А контур ожил, задвигался, вовсе и не догадываясь, что ему чего-то не хватает.
Высокий, вернее долговязый, руки и ноги – как на шарнирах. Абсолютно голая, словно древним пергаментом обтянутая голова и длинный колунообразный нос.
Подчеркнутая учтивость манер и голосовых модуляций сообщала его движениям еще большую гротескность.
Я узнал в тот день впервые, что К. М. – тут я воспроизвожу не только слова, но и манеру выражаться моего собеседника, – что К. М. задолго до смерти начал подумывать о составе комиссии, в том числе о ее председателе.
Тут он поднял на меня глаза и внимательно посмотрел, не знаю ли, мол, я, не слышал ли чего об этом.
Нет, я ничего не слышал. Заинтригован же был не на шутку. А когда посетитель сказал, что Симонов «подумывал и о вас в этой роли», то я вообще почувствовал себя персонажем то ли каверинских «Двух капитанов», то ли диккенсовской «Тайны Эдвина Друда».
– Потом, правда, – невозмутимо продолжал мой собеседник, – ваша кандидатура на председателя отпала. Он понял, – снова изучающий взгляд в мою сторону, – К. М. понял, что она не пройдет. Не пропустят литературные бонзы. Ну и потом, ваше положение главы ведомства по охране авторских прав. Скажут, мол, что тут какое-то заигрывание. Но он просил твердо настаивать, чтобы вы были в составе. Конверт со списком он просил передать через несколько дней «после всех процедур».
Многое еще тогда было им сказано такого, что и сейчас, когда позади уже «симоновский» период моей жизни, – и фильм о нем сделан, и роман опубликован, – продолжает брать за живое.
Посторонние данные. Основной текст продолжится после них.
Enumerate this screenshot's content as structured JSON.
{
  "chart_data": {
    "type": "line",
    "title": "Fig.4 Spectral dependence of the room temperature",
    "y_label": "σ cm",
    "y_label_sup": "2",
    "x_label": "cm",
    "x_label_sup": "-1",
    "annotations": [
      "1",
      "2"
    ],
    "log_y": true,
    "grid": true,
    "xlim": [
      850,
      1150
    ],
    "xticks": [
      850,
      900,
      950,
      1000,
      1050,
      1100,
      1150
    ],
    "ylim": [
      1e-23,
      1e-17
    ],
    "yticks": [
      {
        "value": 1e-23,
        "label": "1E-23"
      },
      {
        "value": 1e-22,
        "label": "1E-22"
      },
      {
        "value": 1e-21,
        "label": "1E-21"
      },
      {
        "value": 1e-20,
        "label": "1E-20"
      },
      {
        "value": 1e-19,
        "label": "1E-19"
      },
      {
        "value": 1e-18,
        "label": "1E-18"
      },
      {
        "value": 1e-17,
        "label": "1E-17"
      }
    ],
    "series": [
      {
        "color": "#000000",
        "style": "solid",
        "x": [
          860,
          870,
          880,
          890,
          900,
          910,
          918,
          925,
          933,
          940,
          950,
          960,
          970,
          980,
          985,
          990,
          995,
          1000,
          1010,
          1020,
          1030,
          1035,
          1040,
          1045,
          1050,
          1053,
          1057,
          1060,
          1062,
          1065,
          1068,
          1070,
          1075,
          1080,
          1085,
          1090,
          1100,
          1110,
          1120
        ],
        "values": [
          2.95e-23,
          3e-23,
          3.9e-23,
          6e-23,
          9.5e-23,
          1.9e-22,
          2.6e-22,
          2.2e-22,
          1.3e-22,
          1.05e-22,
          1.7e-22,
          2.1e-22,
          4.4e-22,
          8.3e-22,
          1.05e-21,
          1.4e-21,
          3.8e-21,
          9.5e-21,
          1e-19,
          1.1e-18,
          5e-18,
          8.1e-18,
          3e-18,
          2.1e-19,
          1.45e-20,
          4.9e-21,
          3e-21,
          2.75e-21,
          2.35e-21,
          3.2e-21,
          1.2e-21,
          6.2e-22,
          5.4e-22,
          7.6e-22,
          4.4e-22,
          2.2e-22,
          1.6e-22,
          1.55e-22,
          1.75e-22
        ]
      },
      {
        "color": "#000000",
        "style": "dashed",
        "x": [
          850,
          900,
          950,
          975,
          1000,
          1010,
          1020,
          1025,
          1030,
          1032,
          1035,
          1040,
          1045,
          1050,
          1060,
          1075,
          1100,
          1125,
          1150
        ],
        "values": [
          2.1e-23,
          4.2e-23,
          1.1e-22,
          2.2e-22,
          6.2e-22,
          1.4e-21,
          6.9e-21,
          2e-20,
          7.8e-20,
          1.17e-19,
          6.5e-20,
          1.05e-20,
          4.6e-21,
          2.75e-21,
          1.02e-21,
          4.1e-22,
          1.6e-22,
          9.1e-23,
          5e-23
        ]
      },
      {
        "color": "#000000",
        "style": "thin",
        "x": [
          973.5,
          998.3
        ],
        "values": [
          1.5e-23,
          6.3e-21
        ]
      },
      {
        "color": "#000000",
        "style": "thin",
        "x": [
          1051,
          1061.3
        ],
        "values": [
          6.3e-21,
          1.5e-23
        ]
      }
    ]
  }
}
Было завещание 76-го года, потом января 79-го, потом апреля 79-го.
– Лазарева (друг, биограф, литературовед) как председателя он отклонил, – рассказывал Марк Александрович. – Мол, по меркам нашего литературно-административного бомонда, то есть «для них» он – не фигура. А Караганова – потому что у того у самого со здоровьем плохо. Письмо в Союз писателей несколько раз переделывалось.
Ровно через полчаса, как и было обещано, хотя я не торопил, мой собеседник ладными движениями длиннопалых смуглых рук сложил демонстрировавшиеся им бумаги и реликвии в черный, необъятных размеров портфель, встал и удалился той же походкой робота, слегка сложившись прямым туловищем в пояснице. А потом было первое, организационное заседание Комиссии по литературному наследию К. М. Симонова. Председательствовал конечно же Георгий Мокеевич Марков. По правую его руку сидел Александр Борисович Чаковский.
– Никем из этих бонз в списке К. М. и не пахло, – вспомнились мне слова Келлермана, который вел протокол. – Он просто-таки категорически был против. Категорически, – кипятился наедине со мной Марк Александрович. – Тем более председателем.
Для большинства собравшихся, за исключением родных и близких, разумеется, такие заседания были рутиной. Каждый из этих известных и малоизвестных писателей заседал еще по крайней мере в паре такого рода комиссий.
Что меня поразило, так это то, что, когда были решены все так называемые организационные вопросы, речь пошла… об издании трудов Кафки, Булгакова, Мандельштама.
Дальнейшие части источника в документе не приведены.